Persistent Financial Burden Among U.S. Cancer Survivors Despite Affordable Care Act Implementation: Implications for Survivorship Financial Education

Data Sources

We analyzed MEPS longitudinal data for the period of January 1, 2010, through December 31, 2019, focusing on cancer patients aged 18 to 64 years, as Medicaid expansion policies predominantly impacted this age group [6]. MEPS provides detailed measures of individual and family income derived from wages, salaries, and other income sources, and reports income relative to the Federal Poverty Level (FPL). MEPS utilized annual family income data to determine its relationship with the FPL. This data source was ideal for the current analyses because of its comprehensive longitudinal design and diverse and inclusive participant pool. MEPS is a nationally representative survey of the U.S. civilian noninstitutionalized population and includes detailed sociodemographic, utilization, and expenditure data [15].

Study Population

Our analysis included 9,041 U.S. adults aged 18 to 64 who had been diagnosed with cancer at some point in their lifetime. We specifically focused on the non-elderly population to explore the impact of the ACA expansion, enacted from January 1, 2014. We excluded 2014 to clearly separate pre-ACA and post-ACA periods and excluded observations with negative FPL income values (n = 60). A flow-chart is presented to illustrate how the final study population was determined (see Fig. 1).

Fig. 1Fig. 1

Flowchart illustrating determination of the final study population

Variables of Primary Interest

The study aimed to measure the difference in financial burden associated with cancer care between (2010–2013) (henceforth, ‘pre-ACA’) and (2015–2019) (henceforth, ‘post-ACA’). The financial burden was assessed in three ways: (1) OOP spending as a share of annual family income (model 1); (2) OOP spending as a share of total payments to healthcare providers (model 2); and (3) OOP spending overall (model 3). In addition, we also evaluated whether the ACA had any impact on total payments made to healthcare facilities (model 4) and on family income (model 5) to assess the changes in income and healthcare payments before and after ACA implementation. All statistical models were stratified across the FPL to explore whether differences in financial hardship differed among the income groups.

Study Covariates

A series of potential covariates were selected and incorporated based on the extant literature. Our analytical dataset included age, sex, race/ethnicity (non-Hispanic whites, non-Hispanic blacks, Hispanics, and non-Hispanic others), education, marital status (married, divorced, separated and never married), census region (northeast, midwest, south, west) and self-reported health status as good or better and poor or fair. Family income groups defined by FPL% and categorized into 4 groups: lowest income as 0-138% FPL; low income as 138–250% FPL; middle income as 250–400% FPL; and high income > 400% FPL.

Statistical Analysis

Descriptive statistics were first conducted to provide a comprehensive overview of sample characteristics. Chi-square test was then employed to explore the bivariate associations between pre and post ACA. We ran ordinary least squares regression models to estimate the changes in mean OOP expenditures and its share of family income, as well as total expenditure in pre- and post-ACA periods. Spending was adjusted for inflation using the year 2019 Consumer Price Index (CPI). Two variables (i.e., OOP relative to family income and OOP relative to total expenditure) were employed to assess the financial hardship the patients and their family members faced. All models were adjusted for age, sex, race/ethnicity, marital status, family income, census region, health status, and educational attainment.

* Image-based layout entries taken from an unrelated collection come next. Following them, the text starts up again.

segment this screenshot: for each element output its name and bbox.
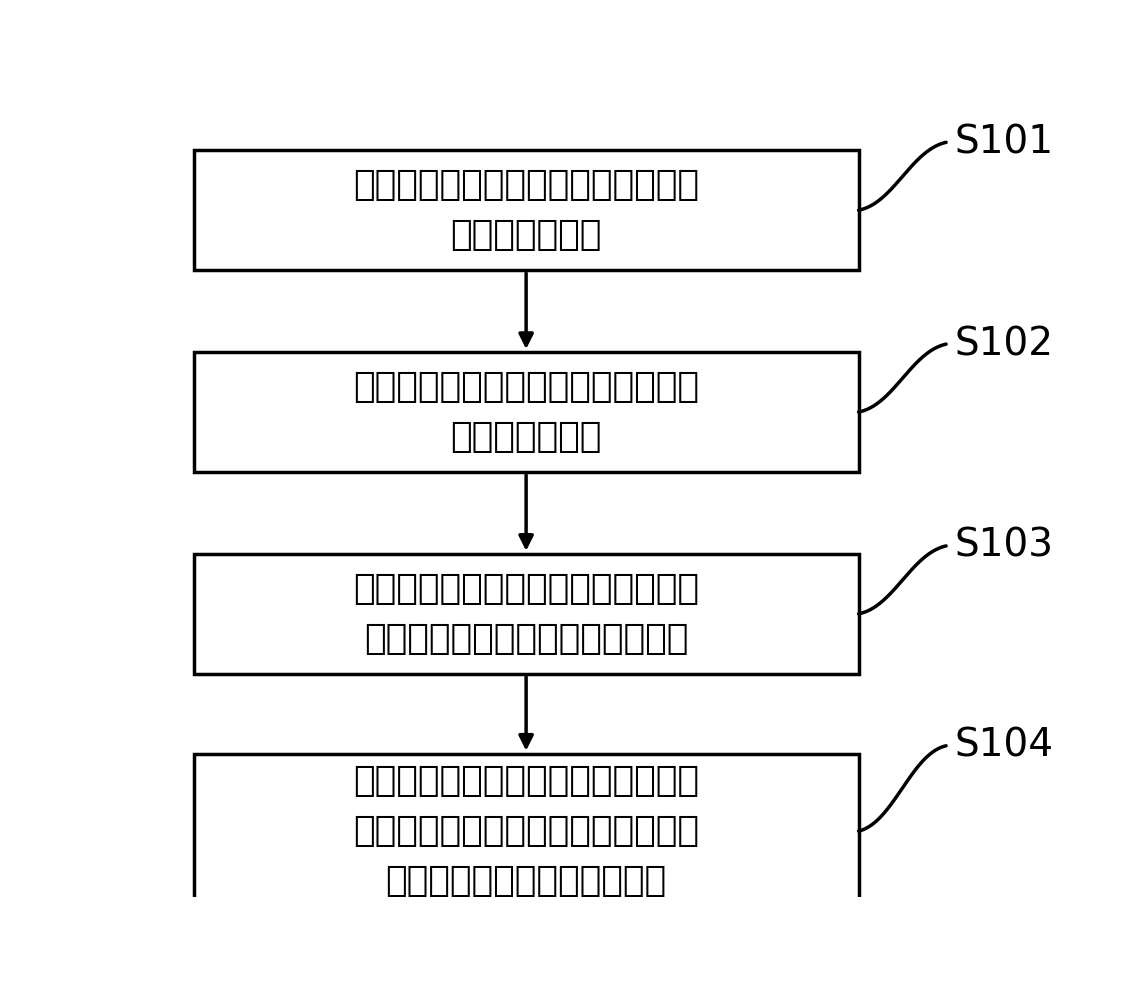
Text: 当检测当前环境二氧化碳气体的浓度
时，根据当前的测量浓度和变化关系
得到二氧化碳气体的实际浓度: 当检测当前环境二氧化碳气体的浓度 时，根据当前的测量浓度和变化关系 得到二氧化碳…: [353, 764, 699, 898]
Bar: [194, 352, 859, 472]
Bar: [194, 553, 859, 674]
Text: 获取预设环境温度下的环境二氧化碳
气体的标准浓度: 获取预设环境温度下的环境二氧化碳 气体的标准浓度: [353, 168, 699, 252]
Bar: [194, 754, 859, 909]
Text: 根据标准浓度和多个测量浓度得到二
氧化碳浓度随温度变化的变化关系: 根据标准浓度和多个测量浓度得到二 氧化碳浓度随温度变化的变化关系: [353, 572, 699, 656]
Text: S104: S104: [955, 727, 1053, 765]
Text: S103: S103: [955, 527, 1053, 564]
Bar: [194, 150, 859, 270]
Text: S101: S101: [955, 123, 1054, 161]
Text: S102: S102: [955, 326, 1053, 363]
Text: 改变环境温度，并获取二氧化碳气体
的多个测量浓度: 改变环境温度，并获取二氧化碳气体 的多个测量浓度: [353, 370, 699, 455]
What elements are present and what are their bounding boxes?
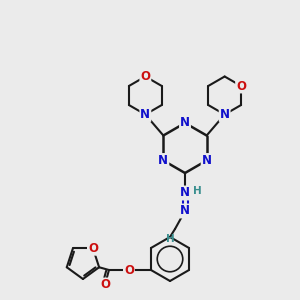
Text: N: N <box>140 108 150 121</box>
Text: N: N <box>180 116 190 130</box>
Text: N: N <box>180 205 190 218</box>
Text: O: O <box>100 278 110 292</box>
Text: N: N <box>180 187 190 200</box>
Text: H: H <box>193 186 202 196</box>
Text: O: O <box>140 70 150 83</box>
Text: O: O <box>88 242 98 255</box>
Text: N: N <box>220 108 230 121</box>
Text: N: N <box>202 154 212 167</box>
Text: N: N <box>158 154 168 167</box>
Text: O: O <box>236 80 246 92</box>
Text: O: O <box>124 263 134 277</box>
Text: H: H <box>166 234 174 244</box>
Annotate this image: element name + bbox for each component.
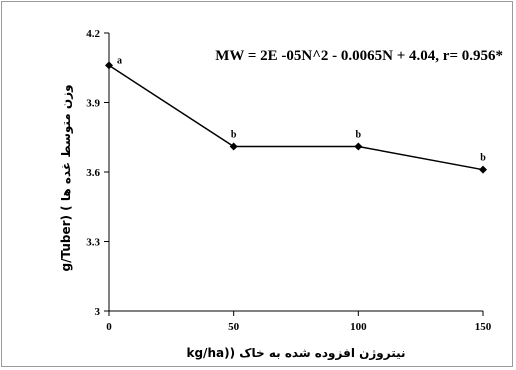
y-tick-label: 3.3 (86, 237, 100, 249)
y-tick-label: 3 (95, 306, 101, 318)
x-axis-label: kg/ha)) نیتروژن افزوده شده به خاک (186, 346, 405, 361)
x-tick-label: 150 (475, 321, 492, 333)
y-axis-label: g/Tuber) ( وزن متوسط غده ها (59, 84, 74, 271)
equation-label: MW = 2E -05N^2 - 0.0065N + 4.04, r= 0.95… (215, 48, 503, 64)
data-point-marker (354, 142, 363, 151)
point-significance-label: b (231, 130, 237, 141)
y-tick-label: 4.2 (86, 28, 100, 40)
data-point-marker (229, 142, 238, 151)
y-ticks: 3 3.3 3.6 3.9 4.2 (86, 28, 109, 318)
y-tick-label: 3.6 (86, 167, 100, 179)
x-tick-label: 50 (228, 321, 240, 333)
series-group: a b b b (105, 55, 487, 174)
point-significance-label: b (480, 153, 486, 164)
y-tick-label: 3.9 (86, 98, 100, 110)
point-significance-label: b (356, 130, 362, 141)
data-point-marker (479, 165, 487, 174)
data-point-marker (105, 61, 113, 70)
x-tick-label: 0 (106, 321, 112, 333)
x-ticks: 0 50 100 150 (106, 311, 492, 333)
point-significance-label: a (117, 55, 122, 66)
series-line (108, 64, 484, 171)
chart-axes (108, 33, 483, 312)
x-tick-label: 100 (350, 321, 367, 333)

Since Model (1) represents a fraction of OOP costs relative to family income, adjustments were made for all variables except family income to mitigate collinearity biases. Models (1) through (5), which include OOP/Family income, OOP/Total Payments made to healthcare facilities, total payments made to healthcare facilities, OOP costs, and family income, were stratified in groups by FPL subcategories. Regression results are reported as the percent change in mean annual U.S. dollars from pre-ACA to post-ACA, stratified by levels of FPL. Data analyses were performed using STATA 18.1 (StataCorp LLC) software program. P-values < 0.05 were considered as statistically significant. Given that the study made use of de-identified, publicly available, secondary data, it was exempt from additional review board approval.